Sus aux écrans

Cette généralisation qui met dans le même sac tous les vecteurs de communication en fonction du support sur lequel circule l’information est tentante, mais trompeuse. En effet, elle fait abstraction du contenu véhiculé au seul profit du médium, en général un amas de cristaux liquides reliés entre eux et donnant accès à des informations ou des « contenus » extrêmement divers. « Créateur de contenu » est d’ailleurs devenu un métier à part entière, indépendamment de la nature de ce contenu. En réalité, ce contenu importe assez peu, et c’est regrettable, dans le débat qui entoure la remise du rapport d’experts commandé par le président de la République et qui reprend sans surprise tout ce qui est déjà bien connu.
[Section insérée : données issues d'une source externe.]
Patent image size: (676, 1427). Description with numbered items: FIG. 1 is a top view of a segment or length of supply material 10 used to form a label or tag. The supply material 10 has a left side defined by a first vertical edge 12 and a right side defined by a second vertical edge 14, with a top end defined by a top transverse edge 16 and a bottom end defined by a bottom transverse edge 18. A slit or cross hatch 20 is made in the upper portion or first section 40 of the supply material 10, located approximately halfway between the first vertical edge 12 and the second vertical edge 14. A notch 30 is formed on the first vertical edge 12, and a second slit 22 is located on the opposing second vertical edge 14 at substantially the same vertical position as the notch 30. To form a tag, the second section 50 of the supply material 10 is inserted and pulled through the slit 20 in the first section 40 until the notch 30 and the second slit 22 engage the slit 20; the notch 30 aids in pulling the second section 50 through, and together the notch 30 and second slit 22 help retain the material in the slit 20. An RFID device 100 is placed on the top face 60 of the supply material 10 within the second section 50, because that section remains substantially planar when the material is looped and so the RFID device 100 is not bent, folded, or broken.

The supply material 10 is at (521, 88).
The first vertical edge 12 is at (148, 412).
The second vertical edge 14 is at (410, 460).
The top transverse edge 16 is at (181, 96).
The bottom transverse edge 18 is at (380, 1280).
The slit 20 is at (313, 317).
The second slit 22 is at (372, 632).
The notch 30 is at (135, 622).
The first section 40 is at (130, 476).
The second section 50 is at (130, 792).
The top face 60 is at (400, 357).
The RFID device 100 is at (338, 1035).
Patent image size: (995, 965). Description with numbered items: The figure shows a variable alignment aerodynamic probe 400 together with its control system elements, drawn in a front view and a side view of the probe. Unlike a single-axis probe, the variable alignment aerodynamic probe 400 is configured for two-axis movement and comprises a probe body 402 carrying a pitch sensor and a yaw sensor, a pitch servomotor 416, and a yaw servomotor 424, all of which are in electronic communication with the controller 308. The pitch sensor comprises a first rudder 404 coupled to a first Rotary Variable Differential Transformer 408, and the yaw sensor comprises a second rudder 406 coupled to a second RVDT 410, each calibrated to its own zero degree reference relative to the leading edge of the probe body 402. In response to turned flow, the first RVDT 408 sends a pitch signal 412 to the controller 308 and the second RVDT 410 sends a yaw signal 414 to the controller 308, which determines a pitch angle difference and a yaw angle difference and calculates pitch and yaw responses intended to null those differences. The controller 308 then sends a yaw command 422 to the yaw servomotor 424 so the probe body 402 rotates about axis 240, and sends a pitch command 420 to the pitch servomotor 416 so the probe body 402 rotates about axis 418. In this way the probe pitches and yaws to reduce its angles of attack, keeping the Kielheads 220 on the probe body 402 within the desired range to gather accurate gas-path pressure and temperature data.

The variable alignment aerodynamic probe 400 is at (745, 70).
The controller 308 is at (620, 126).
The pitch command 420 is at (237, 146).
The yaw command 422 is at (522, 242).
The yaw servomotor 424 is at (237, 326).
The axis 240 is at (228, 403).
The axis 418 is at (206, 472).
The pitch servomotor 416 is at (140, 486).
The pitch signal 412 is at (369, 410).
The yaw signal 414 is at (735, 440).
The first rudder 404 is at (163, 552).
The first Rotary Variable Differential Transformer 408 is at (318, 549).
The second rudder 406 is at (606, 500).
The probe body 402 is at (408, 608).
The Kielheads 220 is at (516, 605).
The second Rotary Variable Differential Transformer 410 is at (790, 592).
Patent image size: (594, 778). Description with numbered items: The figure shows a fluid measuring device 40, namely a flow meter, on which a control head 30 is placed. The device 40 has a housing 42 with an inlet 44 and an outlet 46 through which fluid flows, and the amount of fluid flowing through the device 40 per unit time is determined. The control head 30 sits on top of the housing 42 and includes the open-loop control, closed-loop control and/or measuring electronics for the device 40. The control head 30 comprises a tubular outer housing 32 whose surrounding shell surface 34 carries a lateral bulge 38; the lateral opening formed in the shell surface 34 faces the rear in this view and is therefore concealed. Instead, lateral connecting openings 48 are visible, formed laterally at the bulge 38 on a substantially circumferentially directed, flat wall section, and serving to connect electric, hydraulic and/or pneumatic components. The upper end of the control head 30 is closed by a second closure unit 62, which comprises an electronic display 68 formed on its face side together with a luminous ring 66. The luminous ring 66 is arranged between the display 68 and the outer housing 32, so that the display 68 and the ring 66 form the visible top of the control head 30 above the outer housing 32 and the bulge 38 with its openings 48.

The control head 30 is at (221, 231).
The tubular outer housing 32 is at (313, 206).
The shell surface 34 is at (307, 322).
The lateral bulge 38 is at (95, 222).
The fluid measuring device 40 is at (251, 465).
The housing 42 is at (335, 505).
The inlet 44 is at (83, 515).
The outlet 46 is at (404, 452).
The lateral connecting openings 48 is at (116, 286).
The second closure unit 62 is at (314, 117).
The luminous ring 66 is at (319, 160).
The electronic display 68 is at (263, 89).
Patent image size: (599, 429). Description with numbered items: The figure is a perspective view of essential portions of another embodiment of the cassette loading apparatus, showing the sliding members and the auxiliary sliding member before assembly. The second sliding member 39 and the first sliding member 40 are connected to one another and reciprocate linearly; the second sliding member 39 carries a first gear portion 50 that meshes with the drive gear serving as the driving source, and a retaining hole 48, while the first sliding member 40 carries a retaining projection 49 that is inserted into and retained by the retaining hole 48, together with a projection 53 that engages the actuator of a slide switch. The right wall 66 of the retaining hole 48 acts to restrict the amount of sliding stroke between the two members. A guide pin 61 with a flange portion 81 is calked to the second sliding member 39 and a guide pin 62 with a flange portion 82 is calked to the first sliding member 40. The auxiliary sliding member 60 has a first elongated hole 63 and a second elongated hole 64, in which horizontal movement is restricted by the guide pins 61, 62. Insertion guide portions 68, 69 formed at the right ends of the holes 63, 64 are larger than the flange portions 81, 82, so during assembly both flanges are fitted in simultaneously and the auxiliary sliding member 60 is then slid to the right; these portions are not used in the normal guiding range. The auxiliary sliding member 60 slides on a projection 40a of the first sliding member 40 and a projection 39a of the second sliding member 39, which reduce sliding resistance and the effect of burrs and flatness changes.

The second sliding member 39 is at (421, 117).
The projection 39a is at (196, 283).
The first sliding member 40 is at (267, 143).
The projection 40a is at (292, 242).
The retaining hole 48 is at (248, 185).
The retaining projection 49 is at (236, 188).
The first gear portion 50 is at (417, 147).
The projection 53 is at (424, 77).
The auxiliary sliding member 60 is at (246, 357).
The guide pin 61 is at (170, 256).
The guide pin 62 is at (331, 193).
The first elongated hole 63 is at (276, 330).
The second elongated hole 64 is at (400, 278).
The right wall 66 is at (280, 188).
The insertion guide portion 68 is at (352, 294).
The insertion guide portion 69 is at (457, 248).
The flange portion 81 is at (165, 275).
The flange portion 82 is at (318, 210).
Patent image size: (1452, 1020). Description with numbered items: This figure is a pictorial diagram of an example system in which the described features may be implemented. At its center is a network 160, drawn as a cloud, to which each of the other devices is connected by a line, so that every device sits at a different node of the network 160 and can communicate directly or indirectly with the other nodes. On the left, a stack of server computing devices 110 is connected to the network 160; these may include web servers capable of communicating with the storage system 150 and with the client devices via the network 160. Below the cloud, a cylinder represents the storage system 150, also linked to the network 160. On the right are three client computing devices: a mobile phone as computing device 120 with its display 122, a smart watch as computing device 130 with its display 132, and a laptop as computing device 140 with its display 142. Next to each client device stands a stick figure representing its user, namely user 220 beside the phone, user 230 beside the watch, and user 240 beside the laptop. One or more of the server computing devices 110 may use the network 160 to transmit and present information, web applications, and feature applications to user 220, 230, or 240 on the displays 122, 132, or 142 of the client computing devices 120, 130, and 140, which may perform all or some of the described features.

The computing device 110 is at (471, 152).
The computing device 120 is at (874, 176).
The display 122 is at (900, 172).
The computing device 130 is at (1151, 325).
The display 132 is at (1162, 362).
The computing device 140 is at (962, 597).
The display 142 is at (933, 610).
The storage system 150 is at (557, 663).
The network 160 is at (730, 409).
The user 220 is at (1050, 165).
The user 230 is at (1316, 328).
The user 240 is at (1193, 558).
Physiologiquement, l’exposition prolongée aux ondes émises par nos smartphones ou nos tablettes est déconseillée, interdite avant 3 ans selon la commission, mais potentiellement nocive y compris pour les adultes. S’il est raisonnable de tenter de limiter cet usage dans le temps, toutes générations confondues, et de conseiller d’éloigner l’appareil en utilisant un casque par exemple, la meilleure solution consiste à imposer aux fabricants des normes basses d’émissions d’ondes électromagnétiques, mesurées par le DAS (débit d’absorption spécifique). De la même façon, il est illusoire de prétendre interdire l’accès aux sites de toutes sortes pouvant nuire au développement affectif et moral des enfants et des adolescents, mais cela n’empêche pas d’en contrôler l’existence et d’agir sur les diffuseurs. De même, les réseaux sociaux, considérés comme dangereux pour les jeunes, ne le sont pas moins pour les adultes. Lorsque les gouvernements se sentent mis en danger par certains d’entre eux, ils savent prendre les mesures restrictives, comme en témoigne le cas de TikTok qui est soupçonné de servir les intérêts de la Chine et qui pourrait être contrôlé prochainement par l’administration américaine.

L’emballement médiatique autour de cette question pousse les politiques à prendre des positions démagogiques au-delà de toute raison. Le Premier ministre a ainsi donné l’impression de vouloir bannir tous les outils numériques de l’éducation nationale en raison de leur supposée nocivité globale. On se croirait revenu aux années 60 quand le spécialiste des nouveaux médias Marshall McLuhan, publiait son essai sur « la galaxie Gutenberg » dans lequel il semblait acter la fin de l’ère dominée par le livre grâce à la découverte de l’imprimerie, au profit des technologies modernes, qu’il appelle la galaxie Marconi, du nom de l’inventeur de la radio et de la TSF. Un ouvrage discutable et discuté, tant la place du livre et de l’écrit reste importante sinon prépondérante, y compris lorsqu’il est porté par un support utilisant des technologies apparemment contradictoires. Les messages restent souvent écrits, qu’ils soient envoyés par mail, par texto, ou lus sur internet. D’ailleurs, une gravure est restée célèbre : on y voit Gutenberg faisant un bras d’honneur, et elle s’intitule : « la réponse de Gutenberg à McLuhan ». Sur tablette ou sur papier, le message continue de primer sur le médium.